O homem que entrevistei em seguida tinha uma relação mais pacífica com o seu dinheiro, de que gostava evidentemente. Propusera-se deliberadamente a acumulá-lo: e quando o conseguiu, chegou à conclusão que a vida com um Maserati e um avião particular era melhor do que sem isso. Mas não estava satisfeito. Queria continuar a ascender na lista dos ricos, de modo a criar mais emprego para os outros e comprar um avião maior para si.

O terceiro homem herdara parte de uma imensa fortuna de seu pai. Sempre fora rico e sempre fora um grande mecenas das artes. Mas quando lhe perguntei se o seu dinheiro o isolara, disse que, com ou sem ele, seria sempre uma pessoa isolada. E quando lhe perguntei o que o dinheiro fizera para os seus filhos, faz uma careta e disse que não queria falar disso.

A única coisa que une estas três pessoas super ricas é o facto de todas terem protestado quando lhes chamei precisamente ricas. Pouco importava que estivessem entre as mil pessoas mais ricas do país - nenhuma delas se via como tal. Isto porque, ao avaliar a nossa riqueza, tendemos a olhar para cima e não para baixo. Por mais ricos que sejamos, existe sempre alguém mais rico do que nós. Quando conduzimos o nosso novo avião privado para o seu lugar no hangar, se o avião ao lado for maior, então não somos assim tão ricos.

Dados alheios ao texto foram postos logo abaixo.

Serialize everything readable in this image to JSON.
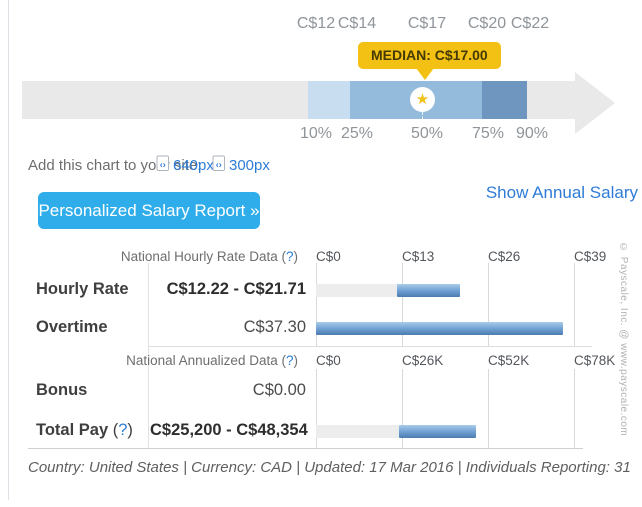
{
  "colors": {
    "accent_button_blue": "#2fadea",
    "link_blue": "#2e7cd6",
    "median_yellow": "#f2c113",
    "range_blue_light": "#c8def0",
    "range_blue_mid": "#94bbdc",
    "range_blue_dark": "#6e96be",
    "track_gray": "#e9e9e9",
    "bar_fill_blue": "#6d9ed2"
  },
  "help": {
    "open": "(",
    "mark": "?",
    "close": ")"
  },
  "chart_data": [
    {
      "type": "percentile-arrow-range",
      "currency": "CAD",
      "scale_labels": [
        "C$12",
        "C$14",
        "C$17",
        "C$20",
        "C$22"
      ],
      "scale_values": [
        12,
        14,
        17,
        20,
        22
      ],
      "percentile_labels": [
        "10%",
        "25%",
        "50%",
        "75%",
        "90%"
      ],
      "percentiles": [
        10,
        25,
        50,
        75,
        90
      ],
      "median_label": "MEDIAN: C$17.00",
      "median_value": 17.0,
      "star_glyph": "★"
    },
    {
      "type": "bar",
      "title": "National Hourly Rate Data",
      "axis_ticks": [
        "C$0",
        "C$13",
        "C$26",
        "C$39"
      ],
      "axis_values": [
        0,
        13,
        26,
        39
      ],
      "axis_max": 39,
      "rows": [
        {
          "label": "Hourly Rate",
          "value_text": "C$12.22 - C$21.71",
          "low": 12.22,
          "high": 21.71
        },
        {
          "label": "Overtime",
          "value_text": "C$37.30",
          "low": 0,
          "high": 37.3
        }
      ]
    },
    {
      "type": "bar",
      "title": "National Annualized Data",
      "axis_ticks": [
        "C$0",
        "C$26K",
        "C$52K",
        "C$78K"
      ],
      "axis_values": [
        0,
        26000,
        52000,
        78000
      ],
      "axis_max": 78000,
      "rows": [
        {
          "label": "Bonus",
          "value_text": "C$0.00",
          "low": 0,
          "high": 0
        },
        {
          "label": "Total Pay",
          "value_text": "C$25,200 - C$48,354",
          "low": 25200,
          "high": 48354
        }
      ]
    }
  ],
  "embed_bar": {
    "label": "Add this chart to your site:",
    "sizes": [
      {
        "label": "640px"
      },
      {
        "label": "300px"
      }
    ]
  },
  "actions": {
    "report_button": "Personalized Salary Report »",
    "annual_link": "Show Annual Salary"
  },
  "footer": {
    "text": "Country: United States | Currency: CAD | Updated: 17 Mar 2016 | Individuals Reporting: 31"
  },
  "watermark": "© Payscale, Inc. @ www.payscale.com"
}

E pensando nisto, também tenho a minha dose de culpa. Não me descrevo como rica, uma vez que conheço pessoas mais ricas. Mas uma vez que faço parte dessa percentagem de pessoas no topo no país, isso faz de mim uma pessoa com os bolsos cheios.

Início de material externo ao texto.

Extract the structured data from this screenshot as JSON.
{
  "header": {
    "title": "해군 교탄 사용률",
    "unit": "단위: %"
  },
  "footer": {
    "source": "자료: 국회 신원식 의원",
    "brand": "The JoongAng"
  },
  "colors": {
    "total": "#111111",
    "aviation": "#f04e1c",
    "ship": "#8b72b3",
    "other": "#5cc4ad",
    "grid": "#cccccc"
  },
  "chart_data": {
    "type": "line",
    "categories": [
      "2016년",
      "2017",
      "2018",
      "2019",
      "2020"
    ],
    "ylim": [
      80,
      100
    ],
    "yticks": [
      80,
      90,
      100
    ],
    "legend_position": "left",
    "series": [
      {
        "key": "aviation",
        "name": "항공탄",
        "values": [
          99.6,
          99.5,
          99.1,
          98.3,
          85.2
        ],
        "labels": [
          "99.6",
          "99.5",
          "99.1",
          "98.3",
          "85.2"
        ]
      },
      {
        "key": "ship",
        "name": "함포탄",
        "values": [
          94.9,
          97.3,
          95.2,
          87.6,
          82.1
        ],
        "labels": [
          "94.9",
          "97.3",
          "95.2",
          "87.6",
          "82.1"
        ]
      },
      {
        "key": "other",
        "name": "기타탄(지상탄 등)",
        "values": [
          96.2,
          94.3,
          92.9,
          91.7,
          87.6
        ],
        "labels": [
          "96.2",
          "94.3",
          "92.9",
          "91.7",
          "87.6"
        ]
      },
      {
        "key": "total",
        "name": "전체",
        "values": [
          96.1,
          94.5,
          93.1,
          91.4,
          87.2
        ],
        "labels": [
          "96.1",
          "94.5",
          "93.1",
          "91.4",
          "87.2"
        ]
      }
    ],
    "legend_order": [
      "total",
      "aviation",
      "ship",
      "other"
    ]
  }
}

E o que é que sinto sobre o meu dinheiro? Ao fazer este programa dei comigo a pensar no que é isso de ter o dinheiro certo e no facto de ter atingido provavelmente esse patamar.

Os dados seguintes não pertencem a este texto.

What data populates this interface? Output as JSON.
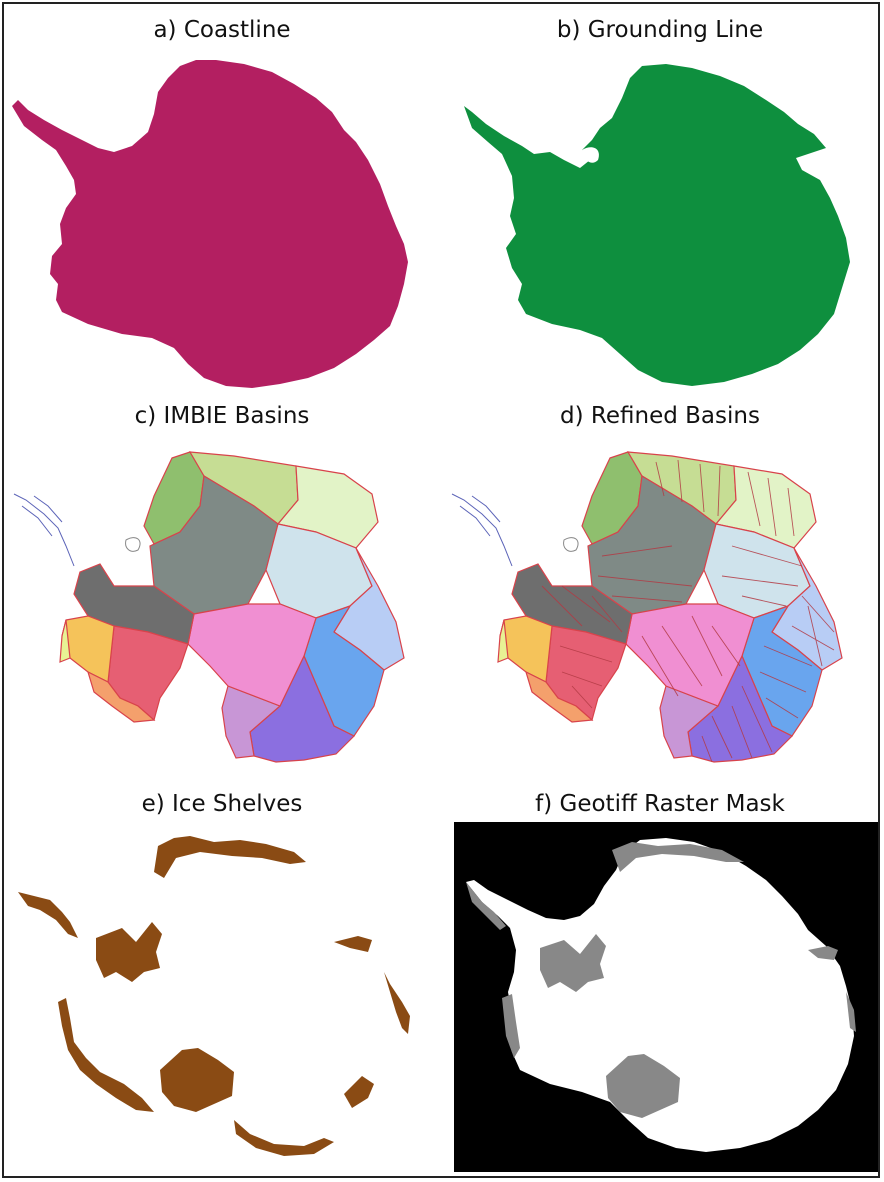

Ter o dinheiro certo significa ter dinheiro suficiente para não termos que nos preocupar quando surge uma emergência. Mas não tanto a ponto de ficarmos infelizes pela forma como o gastamos ou de nos preocuparmos se os/as nossos/as filhos/as virão a casar com prospectores/as de ouro. Apercebi-me que não me importo de falar de dinheiro. Importa-me sim falar sobre isso. Os pobres pensam nisso a toda a hora. E o mesmo acontece com os super ricos. Para mim, temos dinheiro suficiente quando nem pensamos nisso.

* Programa One to One, 9.30, Terças-feiras, BBC Radio 4.